Jakarta | EnterKal — Komisi Pengawas Persaingan Usaha (KPPU) menyatakan sebanyak 97 perusahaan fintech peer-to-peer lending (pinjol) di Indonesia terbukti bersalah dalam perkara kartel bunga. Putusan tersebut dibacakan dalam sidang Majelis Komisi pada Kamis (26/3/2026).
Kepala Biro Hubungan Masyarakat dan Kerja Sama KPPU, Deswin Nur, menyampaikan bahwa total denda yang dijatuhkan kepada seluruh terlapor mencapai Rp755 miliar.
“KPPU menjatuhkan sanksi total denda sebesar Rp755 miliar kepada 97 Terlapor,” ujar Deswin dalam keterangannya.
Salah Satu Kasus Terbesar KPPU
Deswin menegaskan, perkara ini menjadi salah satu kasus persaingan usaha terbesar yang pernah ditangani KPPU, baik dari sisi jumlah perusahaan yang terlibat maupun dampaknya terhadap masyarakat.
Putusan tersebut tertuang dalam Perkara Nomor 05/KPPU-I/2025 tentang dugaan pelanggaran Pasal 5 Undang-Undang Nomor 5 Tahun 1999 terkait layanan pinjam-meminjam uang berbasis teknologi.
Terbukti Melanggar Penetapan Harga
Dalam amar putusannya, Majelis Komisi menyatakan seluruh terlapor terbukti secara sah dan meyakinkan melanggar ketentuan larangan praktik monopoli dan persaingan usaha tidak sehat, khususnya terkait penetapan suku bunga.
“Berdasarkan fakta-fakta dan bukti persidangan, 97 Terlapor terbukti melanggar Pasal 5 Undang-Undang Nomor 5 Tahun 1999 terkait penetapan harga,” jelas Deswin.
Majelis Komisi yang memutus perkara ini dipimpin Rhido Rusmadi sebagai Ketua, dengan anggota M. Fanshurullah Asa, Aru Armando, M. Noor Rofieq, Gopprera Panggabean, Hilman Pujana, Mohammad Reza, Eugenia Mardanugraha, dan Budi Joyo Santoso.

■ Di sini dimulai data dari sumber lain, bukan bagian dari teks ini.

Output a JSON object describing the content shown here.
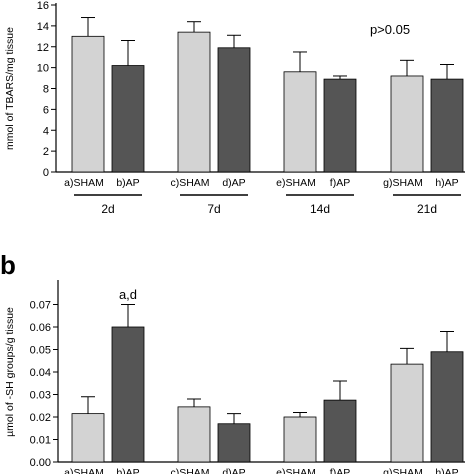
{
  "colors": {
    "sham": "#d3d3d3",
    "ap": "#555555",
    "axis": "#000000",
    "background": "#ffffff"
  },
  "chart_data": [
    {
      "type": "bar",
      "panel": "",
      "ylabel": "mmol of TBARS/mg tissue",
      "ylim": [
        0,
        16
      ],
      "yticks": [
        0,
        2,
        4,
        6,
        8,
        10,
        12,
        14,
        16
      ],
      "categories": [
        "a)SHAM",
        "b)AP",
        "c)SHAM",
        "d)AP",
        "e)SHAM",
        "f)AP",
        "g)SHAM",
        "h)AP"
      ],
      "groups": [
        "2d",
        "7d",
        "14d",
        "21d"
      ],
      "values": [
        13.0,
        10.2,
        13.4,
        11.9,
        9.6,
        8.9,
        9.2,
        8.9
      ],
      "errors": [
        1.8,
        2.4,
        1.0,
        1.2,
        1.9,
        0.3,
        1.5,
        1.4
      ],
      "annotations": [
        {
          "text": "p>0.05",
          "anchor_category": "f)AP",
          "y": 13.2
        }
      ],
      "grid": false
    },
    {
      "type": "bar",
      "panel": "b",
      "ylabel": "µmol of -SH groups/g tissue",
      "ylim": [
        0,
        0.08
      ],
      "yticks": [
        0.0,
        0.01,
        0.02,
        0.03,
        0.04,
        0.05,
        0.06,
        0.07
      ],
      "categories": [
        "a)SHAM",
        "b)AP",
        "c)SHAM",
        "d)AP",
        "e)SHAM",
        "f)AP",
        "g)SHAM",
        "h)AP"
      ],
      "values": [
        0.0215,
        0.06,
        0.0245,
        0.017,
        0.02,
        0.0275,
        0.0435,
        0.049
      ],
      "errors": [
        0.0075,
        0.01,
        0.0035,
        0.0045,
        0.002,
        0.0085,
        0.007,
        0.009
      ],
      "annotations": [
        {
          "text": "a,d",
          "anchor_category": "b)AP",
          "y": 0.0725
        }
      ],
      "grid": false
    }
  ]
}
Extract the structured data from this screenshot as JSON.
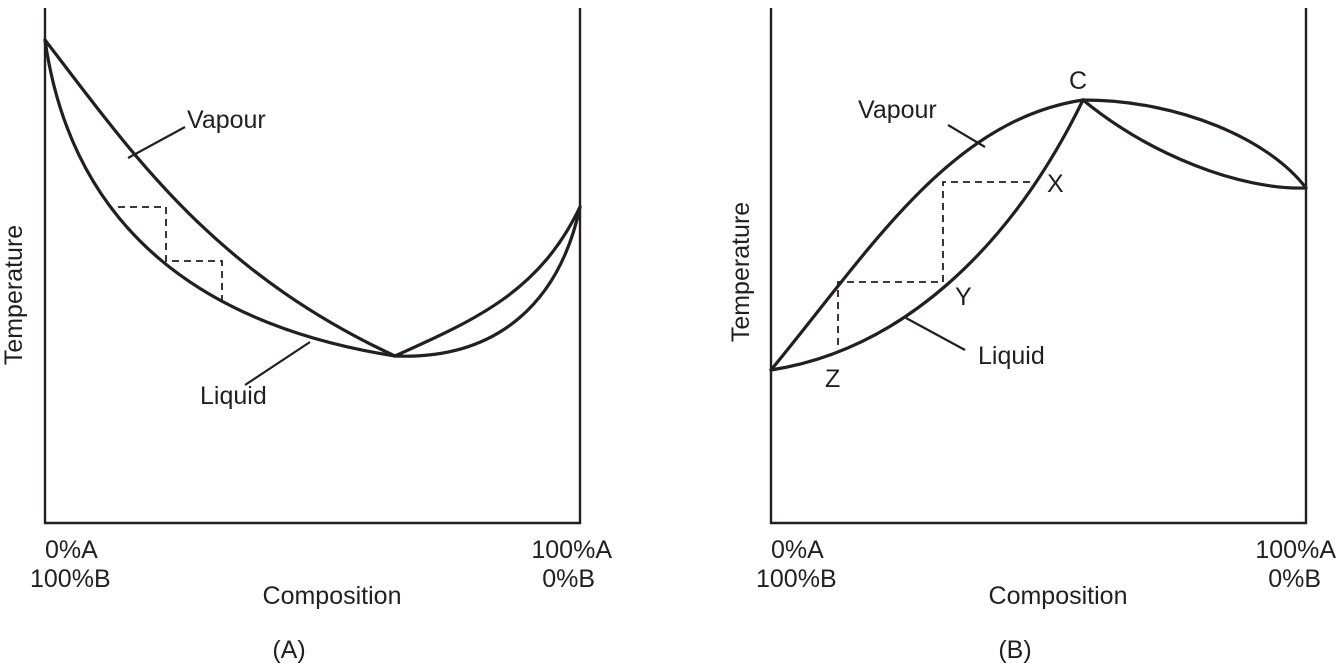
{
  "panel_a": {
    "caption": "(A)",
    "ylabel": "Temperature",
    "xlabel": "Composition",
    "left_tick": [
      "0%A",
      "100%B"
    ],
    "right_tick": [
      "100%A",
      "0%B"
    ],
    "vapour_label": "Vapour",
    "liquid_label": "Liquid"
  },
  "panel_b": {
    "caption": "(B)",
    "ylabel": "Temperature",
    "xlabel": "Composition",
    "left_tick": [
      "0%A",
      "100%B"
    ],
    "right_tick": [
      "100%A",
      "0%B"
    ],
    "vapour_label": "Vapour",
    "liquid_label": "Liquid",
    "point_c": "C",
    "point_x": "X",
    "point_y": "Y",
    "point_z": "Z"
  }
}
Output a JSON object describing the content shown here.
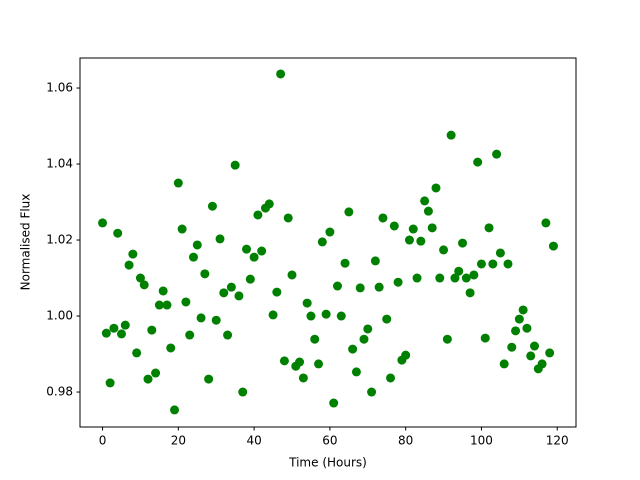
{
  "chart_data": {
    "type": "scatter",
    "xlabel": "Time (Hours)",
    "ylabel": "Normalised Flux",
    "color": "#008000",
    "x": [
      0,
      1,
      2,
      3,
      4,
      5,
      6,
      7,
      8,
      9,
      10,
      11,
      12,
      13,
      14,
      15,
      16,
      17,
      18,
      19,
      20,
      21,
      22,
      23,
      24,
      25,
      26,
      27,
      28,
      29,
      30,
      31,
      32,
      33,
      34,
      35,
      36,
      37,
      38,
      39,
      40,
      41,
      42,
      43,
      44,
      45,
      46,
      47,
      48,
      49,
      50,
      51,
      52,
      53,
      54,
      55,
      56,
      57,
      58,
      59,
      60,
      61,
      62,
      63,
      64,
      65,
      66,
      67,
      68,
      69,
      70,
      71,
      72,
      73,
      74,
      75,
      76,
      77,
      78,
      79,
      80,
      81,
      82,
      83,
      84,
      85,
      86,
      87,
      88,
      89,
      90,
      91,
      92,
      93,
      94,
      95,
      96,
      97,
      98,
      99,
      100,
      101,
      102,
      103,
      104,
      105,
      106,
      107,
      108,
      109,
      110,
      111,
      112,
      113,
      114,
      115,
      116,
      117,
      118,
      119
    ],
    "values": [
      1.0245,
      0.9955,
      0.9824,
      0.9968,
      1.0218,
      0.9953,
      0.9976,
      1.0134,
      1.0163,
      0.9903,
      1.01,
      1.0082,
      0.9834,
      0.9963,
      0.985,
      1.0029,
      1.0066,
      1.0029,
      0.9916,
      0.9753,
      1.035,
      1.0229,
      1.0037,
      0.995,
      1.0155,
      1.0187,
      0.9995,
      1.0111,
      0.9834,
      1.0289,
      0.9989,
      1.0203,
      1.0061,
      0.995,
      1.0076,
      1.0397,
      1.0053,
      0.98,
      1.0176,
      1.0097,
      1.0155,
      1.0266,
      1.0171,
      1.0284,
      1.0295,
      1.0003,
      1.0063,
      1.0637,
      0.9882,
      1.0258,
      1.0108,
      0.9868,
      0.9879,
      0.9837,
      1.0034,
      1.0,
      0.9939,
      0.9874,
      1.0195,
      1.0005,
      1.0221,
      0.9771,
      1.0079,
      1.0,
      1.0139,
      1.0274,
      0.9913,
      0.9853,
      1.0074,
      0.9939,
      0.9966,
      0.98,
      1.0145,
      1.0076,
      1.0258,
      0.9992,
      0.9837,
      1.0237,
      1.0089,
      0.9884,
      0.9897,
      1.02,
      1.0229,
      1.01,
      1.0197,
      1.0303,
      1.0276,
      1.0232,
      1.0337,
      1.01,
      1.0174,
      0.9939,
      1.0476,
      1.01,
      1.0118,
      1.0192,
      1.01,
      1.0061,
      1.0108,
      1.0405,
      1.0137,
      0.9942,
      1.0232,
      1.0137,
      1.0426,
      1.0166,
      0.9874,
      1.0137,
      0.9918,
      0.9961,
      0.9992,
      1.0016,
      0.9968,
      0.9895,
      0.9921,
      0.9861,
      0.9874,
      1.0245,
      0.9903,
      1.0184
    ],
    "xlim": [
      -5.95,
      124.95
    ],
    "ylim": [
      0.9708,
      1.0679
    ],
    "xticks": [
      0,
      20,
      40,
      60,
      80,
      100,
      120
    ],
    "yticks": [
      0.98,
      {
        "value": 1,
        "label": "1.00"
      },
      1.02,
      1.04,
      1.06
    ]
  }
}
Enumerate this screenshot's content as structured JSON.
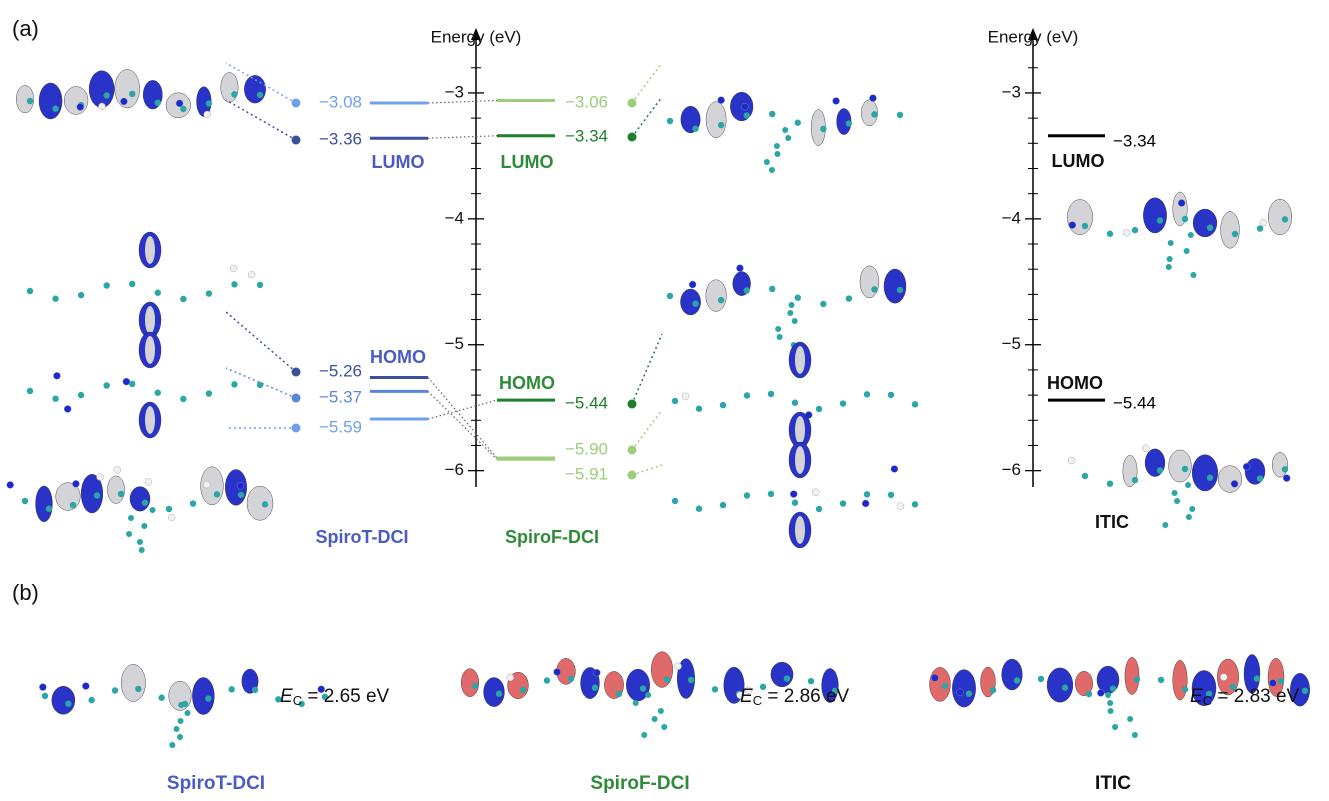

Dampak Luas bagi Masyarakat
KPPU menilai praktik kartel bunga dalam layanan pinjol berpotensi merugikan masyarakat luas, terutama pengguna layanan keuangan digital yang menjadi korban penetapan bunga tidak wajar.
Putusan ini diharapkan menjadi langkah tegas dalam menegakkan persaingan usaha yang sehat, sekaligus memberikan perlindungan lebih baik kepada konsumen di sektor keuangan digital.
KPPU juga menegaskan komitmennya untuk terus mengawasi praktik usaha di sektor fintech agar berjalan sesuai dengan prinsip transparansi, keadilan, dan kepatuhan terhadap regulasi yang berlaku.